Statistical analysis
All images and graphs represent the results of multiple experiments, which were conducted on different biological replicate samples and different dates. Each experiment was independently repeated. Differential gene expression analysis for RNA-seq data was performed using the edgeR package in R. All other statistical analyses were conducted using GraphPad Prism 8 for Windows. Specific statistical tests are specified in the figure legends.

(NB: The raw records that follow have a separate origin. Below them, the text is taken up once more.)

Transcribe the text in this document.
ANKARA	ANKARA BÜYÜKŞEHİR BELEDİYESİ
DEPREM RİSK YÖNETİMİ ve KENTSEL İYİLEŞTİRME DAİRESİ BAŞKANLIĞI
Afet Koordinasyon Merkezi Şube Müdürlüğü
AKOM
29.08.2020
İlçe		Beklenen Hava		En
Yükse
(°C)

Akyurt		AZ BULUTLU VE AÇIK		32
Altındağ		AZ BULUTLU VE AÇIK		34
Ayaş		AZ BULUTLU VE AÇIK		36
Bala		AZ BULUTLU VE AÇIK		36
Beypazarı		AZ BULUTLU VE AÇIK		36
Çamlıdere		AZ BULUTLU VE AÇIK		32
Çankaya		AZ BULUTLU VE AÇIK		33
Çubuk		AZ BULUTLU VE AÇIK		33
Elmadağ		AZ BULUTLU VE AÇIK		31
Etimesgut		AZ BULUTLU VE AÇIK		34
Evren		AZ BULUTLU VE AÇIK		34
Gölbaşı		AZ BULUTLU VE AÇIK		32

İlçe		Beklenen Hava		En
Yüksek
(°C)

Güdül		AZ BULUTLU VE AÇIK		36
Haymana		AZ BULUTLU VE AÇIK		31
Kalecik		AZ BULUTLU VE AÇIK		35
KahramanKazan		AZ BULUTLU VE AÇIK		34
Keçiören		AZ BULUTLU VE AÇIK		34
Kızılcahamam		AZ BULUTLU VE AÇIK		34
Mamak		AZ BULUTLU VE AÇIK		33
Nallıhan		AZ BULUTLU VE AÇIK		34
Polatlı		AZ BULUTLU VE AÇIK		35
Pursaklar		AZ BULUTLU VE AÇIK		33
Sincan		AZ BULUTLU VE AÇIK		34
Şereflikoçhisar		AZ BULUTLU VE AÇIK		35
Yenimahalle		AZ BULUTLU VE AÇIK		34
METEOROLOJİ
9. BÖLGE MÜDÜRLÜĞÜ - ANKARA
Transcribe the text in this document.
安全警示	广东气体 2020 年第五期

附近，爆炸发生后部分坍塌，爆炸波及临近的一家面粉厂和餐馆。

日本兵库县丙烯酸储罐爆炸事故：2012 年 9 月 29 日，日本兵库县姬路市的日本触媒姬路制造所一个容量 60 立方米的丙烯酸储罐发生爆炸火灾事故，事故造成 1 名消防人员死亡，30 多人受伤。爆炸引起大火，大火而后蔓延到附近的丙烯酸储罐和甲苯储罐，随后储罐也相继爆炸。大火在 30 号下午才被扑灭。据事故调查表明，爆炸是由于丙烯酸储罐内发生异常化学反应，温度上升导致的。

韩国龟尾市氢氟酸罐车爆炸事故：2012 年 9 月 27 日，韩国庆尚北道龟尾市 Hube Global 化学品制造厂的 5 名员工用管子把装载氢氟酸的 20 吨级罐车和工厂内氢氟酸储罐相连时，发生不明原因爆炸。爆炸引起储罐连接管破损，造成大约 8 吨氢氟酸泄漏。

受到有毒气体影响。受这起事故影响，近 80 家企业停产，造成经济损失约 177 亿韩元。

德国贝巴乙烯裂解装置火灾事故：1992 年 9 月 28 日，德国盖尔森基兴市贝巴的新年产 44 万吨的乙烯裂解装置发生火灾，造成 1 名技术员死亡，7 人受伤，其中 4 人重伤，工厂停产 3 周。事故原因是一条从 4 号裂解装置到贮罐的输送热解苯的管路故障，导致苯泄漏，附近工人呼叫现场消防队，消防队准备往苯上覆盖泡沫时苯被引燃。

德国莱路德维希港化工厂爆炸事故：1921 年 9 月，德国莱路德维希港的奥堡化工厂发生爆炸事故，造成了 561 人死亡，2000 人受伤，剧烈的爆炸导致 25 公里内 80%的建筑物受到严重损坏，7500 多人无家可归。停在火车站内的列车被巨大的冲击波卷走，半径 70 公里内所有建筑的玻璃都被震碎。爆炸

All t-tests tests, Fisher-exact tests and Mann–Whitney tests were two-sided.
Survival analysis
The survival plots for Spp1fl/fl KPFCT and Spp1WT/WT KPFCT mice receiving tamoxifen treatment and for Spp1fl/fl KPCY, Spp1WT/WT KPCY mice and SPP1 neutralization experiments were created and analysed using two-sided log-rank tests in GraphPad Prism 8. The following PDAC datasets were used: GSE71729, ICGCarray, ICGCseq, TCGA, GSE62452 and GSE79668. The normalized ComBat batch-corrected expression values were used for categorizing samples to SPP1high and SPP1low based on surv_cutpoint function in survminer R package. This function determines the optimal cut-off by maximally selected rank statistics.
Reporting summary
Further information on research design is available in the Nature Portfolio Reporting Summary linked to this article.